Thursday, December 8, 2016

Report: China to be 1MDB’s new white knight in dispute with IPIC

Published     Updated

China will reportedly assist 1MDB in making a repayment to International Petroleum Investment Company (IPIC) amid a US$6.5 billion dispute between the Malaysian and Abu Dhabi state-owned funds.

According to the Financial Times, three people with knowledge of the matter said China was approached as a source of funds for 1MDB.

It added that one source said Malaysia would swap assets for financing.

The claim cannot be independently verified by Malaysiakini.

According to the report, 1MDB president Arul Kanda Kandasamy in response to the claim, said the Malaysian fund “does not have anything further to add to previous statements in relation to the ongoing dispute with IPIC”.

In May last year, IPIC was in a similar position as China, having emerged as a “white knight” for 1MDB, which was struggling to repay a US$975 million loan.

This was after a consortium of banks led by Deutsche Bank demanded early repayment from 1MDB due to “incomplete securitisation documents”.

As part of a bailout deal, IPIC in June last year extended a US$1 billion loan to 1MDB to settle the outstanding loan with Deutsche Bank and its consortium partners.

The deal was to hammer out a subsequent debt-for-asset swap to settle around US$3.5 billion of 1MDB’s debt.

However, by August that year, reports emerged that IPIC was planning to pull out from the deal.

This coincided with the sacking of IPIC's subsidiary Aabar Investments PJS chief executive officer Mohamed Badawy Al Husseiny the same month, following the resignation of IPIC chairperson Khadem al-Qubaisi in April last year.
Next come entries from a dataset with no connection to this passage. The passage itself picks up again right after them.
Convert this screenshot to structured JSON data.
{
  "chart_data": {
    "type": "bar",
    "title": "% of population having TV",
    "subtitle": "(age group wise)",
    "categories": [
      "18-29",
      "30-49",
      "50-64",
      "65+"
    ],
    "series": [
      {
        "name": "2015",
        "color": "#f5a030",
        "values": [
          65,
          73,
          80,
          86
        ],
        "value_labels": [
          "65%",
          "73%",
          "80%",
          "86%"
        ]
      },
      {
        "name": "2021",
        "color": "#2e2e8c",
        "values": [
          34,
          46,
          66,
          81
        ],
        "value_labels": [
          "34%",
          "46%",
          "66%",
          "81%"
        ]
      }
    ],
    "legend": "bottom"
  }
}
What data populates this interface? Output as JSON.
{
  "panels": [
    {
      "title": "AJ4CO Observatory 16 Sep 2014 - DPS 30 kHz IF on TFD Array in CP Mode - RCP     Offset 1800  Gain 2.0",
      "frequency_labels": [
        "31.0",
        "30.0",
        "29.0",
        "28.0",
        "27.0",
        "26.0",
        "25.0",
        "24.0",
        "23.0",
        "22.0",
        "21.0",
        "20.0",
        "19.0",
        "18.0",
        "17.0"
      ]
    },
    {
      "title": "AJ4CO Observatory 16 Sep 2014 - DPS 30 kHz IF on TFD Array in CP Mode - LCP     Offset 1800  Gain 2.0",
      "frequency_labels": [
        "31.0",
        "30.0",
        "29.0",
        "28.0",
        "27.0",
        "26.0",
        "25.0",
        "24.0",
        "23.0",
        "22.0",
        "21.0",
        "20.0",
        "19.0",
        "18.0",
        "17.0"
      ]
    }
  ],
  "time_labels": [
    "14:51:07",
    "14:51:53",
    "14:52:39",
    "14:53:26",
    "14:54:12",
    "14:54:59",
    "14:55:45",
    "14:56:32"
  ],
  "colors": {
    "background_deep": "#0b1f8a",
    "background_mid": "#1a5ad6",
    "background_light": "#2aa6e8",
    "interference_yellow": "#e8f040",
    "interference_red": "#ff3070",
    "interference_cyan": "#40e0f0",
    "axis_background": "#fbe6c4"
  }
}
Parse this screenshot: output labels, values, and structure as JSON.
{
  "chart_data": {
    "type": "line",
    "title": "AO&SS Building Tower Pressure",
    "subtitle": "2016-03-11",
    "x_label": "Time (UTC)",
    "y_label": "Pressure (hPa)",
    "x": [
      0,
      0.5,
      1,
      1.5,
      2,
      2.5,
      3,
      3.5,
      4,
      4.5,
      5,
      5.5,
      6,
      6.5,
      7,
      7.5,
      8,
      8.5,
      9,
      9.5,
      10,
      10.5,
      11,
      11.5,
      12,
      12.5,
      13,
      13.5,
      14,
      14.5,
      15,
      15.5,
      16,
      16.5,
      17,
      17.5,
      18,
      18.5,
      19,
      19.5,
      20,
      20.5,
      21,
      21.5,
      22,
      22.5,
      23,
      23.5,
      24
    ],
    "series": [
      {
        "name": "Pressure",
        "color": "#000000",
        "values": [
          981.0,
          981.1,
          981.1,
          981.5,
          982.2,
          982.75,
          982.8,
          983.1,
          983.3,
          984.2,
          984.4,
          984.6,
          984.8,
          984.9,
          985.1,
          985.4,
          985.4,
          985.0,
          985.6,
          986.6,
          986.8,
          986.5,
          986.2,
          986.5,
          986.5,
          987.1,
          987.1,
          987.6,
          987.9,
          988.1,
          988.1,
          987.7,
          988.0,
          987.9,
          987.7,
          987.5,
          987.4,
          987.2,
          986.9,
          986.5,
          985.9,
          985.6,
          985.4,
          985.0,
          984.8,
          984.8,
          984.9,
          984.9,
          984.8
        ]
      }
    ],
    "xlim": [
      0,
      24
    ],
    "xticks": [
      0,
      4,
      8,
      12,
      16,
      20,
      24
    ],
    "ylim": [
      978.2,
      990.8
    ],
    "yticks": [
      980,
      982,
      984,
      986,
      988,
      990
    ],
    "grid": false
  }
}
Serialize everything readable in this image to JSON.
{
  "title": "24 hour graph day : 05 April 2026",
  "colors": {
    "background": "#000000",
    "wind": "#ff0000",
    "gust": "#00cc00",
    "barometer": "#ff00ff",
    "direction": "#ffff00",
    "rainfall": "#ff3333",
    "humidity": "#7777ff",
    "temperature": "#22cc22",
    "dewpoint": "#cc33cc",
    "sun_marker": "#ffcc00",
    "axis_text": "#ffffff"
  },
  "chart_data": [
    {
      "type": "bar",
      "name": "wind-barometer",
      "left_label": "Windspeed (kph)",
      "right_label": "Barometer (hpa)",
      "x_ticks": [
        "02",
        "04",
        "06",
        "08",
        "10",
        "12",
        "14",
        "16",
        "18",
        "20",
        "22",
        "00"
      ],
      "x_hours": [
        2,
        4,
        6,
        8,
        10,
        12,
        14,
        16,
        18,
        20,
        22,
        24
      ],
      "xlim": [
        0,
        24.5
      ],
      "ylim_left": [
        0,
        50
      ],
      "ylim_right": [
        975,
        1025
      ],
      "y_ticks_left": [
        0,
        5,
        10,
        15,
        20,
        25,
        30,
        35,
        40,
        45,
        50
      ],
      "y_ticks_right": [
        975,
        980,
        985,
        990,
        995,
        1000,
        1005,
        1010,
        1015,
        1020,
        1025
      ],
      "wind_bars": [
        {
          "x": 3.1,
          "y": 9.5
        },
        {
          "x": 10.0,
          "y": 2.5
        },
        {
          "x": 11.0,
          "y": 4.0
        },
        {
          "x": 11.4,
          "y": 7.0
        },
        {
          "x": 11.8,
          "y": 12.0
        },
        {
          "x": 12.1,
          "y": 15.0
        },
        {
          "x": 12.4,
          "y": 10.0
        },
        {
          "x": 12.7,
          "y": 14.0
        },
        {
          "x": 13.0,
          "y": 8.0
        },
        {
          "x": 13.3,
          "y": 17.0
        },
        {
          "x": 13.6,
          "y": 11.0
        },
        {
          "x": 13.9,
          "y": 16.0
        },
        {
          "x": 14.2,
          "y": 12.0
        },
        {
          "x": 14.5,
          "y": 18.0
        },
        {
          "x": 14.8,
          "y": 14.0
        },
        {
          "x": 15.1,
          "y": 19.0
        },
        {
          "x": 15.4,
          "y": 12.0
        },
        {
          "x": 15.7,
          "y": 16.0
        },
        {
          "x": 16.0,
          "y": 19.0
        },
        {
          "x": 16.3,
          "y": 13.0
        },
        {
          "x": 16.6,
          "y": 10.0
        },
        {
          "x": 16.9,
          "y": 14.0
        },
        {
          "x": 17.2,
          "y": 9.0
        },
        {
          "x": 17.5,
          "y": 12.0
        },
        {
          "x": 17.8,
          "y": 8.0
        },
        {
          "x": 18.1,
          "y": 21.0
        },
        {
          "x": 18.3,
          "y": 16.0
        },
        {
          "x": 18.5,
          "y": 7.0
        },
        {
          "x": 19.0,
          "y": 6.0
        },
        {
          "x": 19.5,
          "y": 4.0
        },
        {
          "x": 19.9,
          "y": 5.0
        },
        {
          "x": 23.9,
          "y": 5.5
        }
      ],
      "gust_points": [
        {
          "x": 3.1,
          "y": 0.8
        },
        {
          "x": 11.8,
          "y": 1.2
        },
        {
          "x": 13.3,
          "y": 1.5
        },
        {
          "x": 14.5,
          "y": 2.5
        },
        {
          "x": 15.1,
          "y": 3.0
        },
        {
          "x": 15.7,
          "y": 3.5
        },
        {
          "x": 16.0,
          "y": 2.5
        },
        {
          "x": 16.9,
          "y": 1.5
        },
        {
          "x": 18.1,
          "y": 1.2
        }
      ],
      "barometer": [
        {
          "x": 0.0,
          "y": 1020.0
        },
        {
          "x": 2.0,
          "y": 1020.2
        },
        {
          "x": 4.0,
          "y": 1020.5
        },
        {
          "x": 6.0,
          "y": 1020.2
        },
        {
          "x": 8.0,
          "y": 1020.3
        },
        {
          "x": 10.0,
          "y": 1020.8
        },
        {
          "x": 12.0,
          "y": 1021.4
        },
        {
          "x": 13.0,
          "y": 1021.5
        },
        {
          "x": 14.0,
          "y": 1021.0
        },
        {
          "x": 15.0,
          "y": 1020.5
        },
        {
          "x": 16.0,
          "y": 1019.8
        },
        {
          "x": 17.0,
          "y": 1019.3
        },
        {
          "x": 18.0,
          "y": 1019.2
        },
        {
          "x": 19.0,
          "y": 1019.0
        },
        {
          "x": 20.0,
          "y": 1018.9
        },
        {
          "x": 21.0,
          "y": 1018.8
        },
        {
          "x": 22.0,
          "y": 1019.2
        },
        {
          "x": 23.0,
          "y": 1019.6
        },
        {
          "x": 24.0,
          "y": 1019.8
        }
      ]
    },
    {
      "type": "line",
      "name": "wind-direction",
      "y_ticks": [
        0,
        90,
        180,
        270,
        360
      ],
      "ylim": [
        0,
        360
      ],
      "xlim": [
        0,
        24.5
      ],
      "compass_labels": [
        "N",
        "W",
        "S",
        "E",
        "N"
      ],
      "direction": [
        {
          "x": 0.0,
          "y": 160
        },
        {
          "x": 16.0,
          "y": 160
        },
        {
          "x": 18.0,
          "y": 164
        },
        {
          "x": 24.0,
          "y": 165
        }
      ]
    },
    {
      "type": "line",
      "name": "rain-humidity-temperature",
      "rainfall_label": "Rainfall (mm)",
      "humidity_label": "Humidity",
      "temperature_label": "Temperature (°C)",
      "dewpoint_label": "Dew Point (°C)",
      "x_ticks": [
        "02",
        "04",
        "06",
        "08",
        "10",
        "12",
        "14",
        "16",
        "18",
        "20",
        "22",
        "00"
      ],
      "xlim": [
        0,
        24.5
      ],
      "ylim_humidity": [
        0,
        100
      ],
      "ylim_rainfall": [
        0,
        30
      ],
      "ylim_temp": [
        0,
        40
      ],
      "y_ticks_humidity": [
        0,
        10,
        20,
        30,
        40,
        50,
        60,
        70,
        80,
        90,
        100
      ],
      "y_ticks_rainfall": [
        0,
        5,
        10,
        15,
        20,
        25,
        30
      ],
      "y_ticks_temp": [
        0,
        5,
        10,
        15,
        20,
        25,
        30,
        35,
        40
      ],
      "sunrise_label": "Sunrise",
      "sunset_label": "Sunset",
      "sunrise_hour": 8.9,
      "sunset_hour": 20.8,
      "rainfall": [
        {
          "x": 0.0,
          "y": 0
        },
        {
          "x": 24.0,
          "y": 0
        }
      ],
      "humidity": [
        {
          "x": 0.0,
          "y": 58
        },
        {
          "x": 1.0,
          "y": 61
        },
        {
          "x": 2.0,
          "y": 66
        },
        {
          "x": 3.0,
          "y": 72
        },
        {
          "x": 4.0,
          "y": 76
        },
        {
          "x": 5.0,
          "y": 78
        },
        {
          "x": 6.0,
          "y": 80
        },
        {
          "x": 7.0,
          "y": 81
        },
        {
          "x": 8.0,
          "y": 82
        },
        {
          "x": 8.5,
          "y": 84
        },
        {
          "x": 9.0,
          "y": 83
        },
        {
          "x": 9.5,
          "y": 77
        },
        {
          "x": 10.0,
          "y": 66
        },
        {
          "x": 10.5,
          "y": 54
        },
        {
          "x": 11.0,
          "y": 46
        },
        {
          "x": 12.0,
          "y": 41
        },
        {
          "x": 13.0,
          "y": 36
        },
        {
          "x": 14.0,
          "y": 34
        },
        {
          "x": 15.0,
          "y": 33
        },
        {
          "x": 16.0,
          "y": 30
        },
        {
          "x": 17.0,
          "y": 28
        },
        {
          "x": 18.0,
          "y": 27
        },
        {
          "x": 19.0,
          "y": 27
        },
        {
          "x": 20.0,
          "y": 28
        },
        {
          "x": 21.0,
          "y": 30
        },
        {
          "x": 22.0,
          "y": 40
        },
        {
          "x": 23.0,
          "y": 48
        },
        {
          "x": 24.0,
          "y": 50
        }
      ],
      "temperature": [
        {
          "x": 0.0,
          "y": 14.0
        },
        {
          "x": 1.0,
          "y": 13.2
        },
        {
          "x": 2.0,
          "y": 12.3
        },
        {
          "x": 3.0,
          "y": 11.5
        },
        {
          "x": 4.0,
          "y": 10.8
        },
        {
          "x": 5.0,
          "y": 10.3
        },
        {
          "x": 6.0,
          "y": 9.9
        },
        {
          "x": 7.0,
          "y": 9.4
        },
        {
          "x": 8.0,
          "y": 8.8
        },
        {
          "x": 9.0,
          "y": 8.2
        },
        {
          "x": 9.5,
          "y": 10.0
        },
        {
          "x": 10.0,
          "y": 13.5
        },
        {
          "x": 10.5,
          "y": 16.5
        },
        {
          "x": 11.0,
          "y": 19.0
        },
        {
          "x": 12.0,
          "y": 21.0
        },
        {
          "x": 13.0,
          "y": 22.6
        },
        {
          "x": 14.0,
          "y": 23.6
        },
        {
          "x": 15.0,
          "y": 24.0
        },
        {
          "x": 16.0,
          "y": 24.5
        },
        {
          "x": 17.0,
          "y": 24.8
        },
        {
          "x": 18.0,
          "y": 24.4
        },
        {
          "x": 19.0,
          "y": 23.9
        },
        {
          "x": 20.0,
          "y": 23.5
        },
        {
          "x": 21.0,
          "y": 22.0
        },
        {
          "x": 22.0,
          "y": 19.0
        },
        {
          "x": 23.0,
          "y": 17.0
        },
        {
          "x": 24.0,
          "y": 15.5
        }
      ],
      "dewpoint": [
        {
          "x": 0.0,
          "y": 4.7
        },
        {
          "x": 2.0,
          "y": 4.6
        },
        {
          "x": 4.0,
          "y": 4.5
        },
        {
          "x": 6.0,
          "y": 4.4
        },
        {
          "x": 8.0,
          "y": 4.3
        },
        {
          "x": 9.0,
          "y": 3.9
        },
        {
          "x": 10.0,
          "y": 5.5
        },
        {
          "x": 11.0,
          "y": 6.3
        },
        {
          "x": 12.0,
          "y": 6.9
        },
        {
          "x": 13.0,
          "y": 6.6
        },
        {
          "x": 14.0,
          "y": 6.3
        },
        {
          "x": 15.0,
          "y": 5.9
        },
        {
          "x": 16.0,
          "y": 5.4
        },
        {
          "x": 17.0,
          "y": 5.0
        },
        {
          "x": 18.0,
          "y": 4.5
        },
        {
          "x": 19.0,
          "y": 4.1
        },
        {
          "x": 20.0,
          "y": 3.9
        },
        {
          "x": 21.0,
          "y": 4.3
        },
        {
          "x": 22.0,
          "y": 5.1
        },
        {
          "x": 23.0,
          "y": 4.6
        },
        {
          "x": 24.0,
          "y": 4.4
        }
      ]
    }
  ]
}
Both men were later implicated by the US Department of Justice (DOJ) as having facilitated in allegedly siphoning at least US$3.5 billion of funds from 1MDB, along with Prime Minister Najib Abdul Razak step-son Riza Shahriz Abdul Aziz and Penang-born billionaire Jho Low.

It was later revealed deals IPIC entered with 1MDB prior to the bailout deal were also amiss, amid an international money laundering investigation.

This included the US$3.5 billion diversion of 1MDB's funds intended for IPIC's subsidiary Aabar Investments PJS to a British Virgin Islands company bearing a similar name but unrelated to IPIC - Aabar Investments PJS Limited.

‘Defaulted on coupon payments’

Furthermore, 1MDB defaulted on coupon payments on two bonds totalling US$3.5 billion which were guaranteed by IPIC, forcing the Abu Dhabi fund to pick up the tab instead.

It culminated with IPIC taking Malaysia’s Ministry of Finance Incorporated and 1MDB to the London Court of International Arbitration in June, seeking US$6.5 billion in claims.

While the bailout deal with IPIC was disintegrating, 1MDB was selling off its assets to China to cope with its massive debts which totalled almost US$13 billion at its peak.

In December last year, 1MDB sold a 60 percent stake in Bandar Malaysia to a consortium comprising Johor-based Iskandar Waterfront Holdings and Beijing-owned China Railway Engineering Corporation for RM7.42 billion.
A month before that, 1MDB sold its energy assets holding company Edra Global Energy to China General Nuclear Power Corp for RM9.38 billion.
Putrajaya has increasingly pivoted to China following the US Department of Justice investigation into 1MDB as the misappropriated funds were allegedly laundered through the US financial system.

Najib, in a commentary piece in China Daily during his visit to China in November criticised “former colonial powers”, telling them not to lecture other countries.

In an immediate reaction, Second Finance Minister Johari Abdul Ghani told Malaysiakini that he is unaware if China is being approached over the matter.
While 1MDB CEO Arul Kanda Kandasamy asked that his statement to Financial Times, declining to comment further be referred to.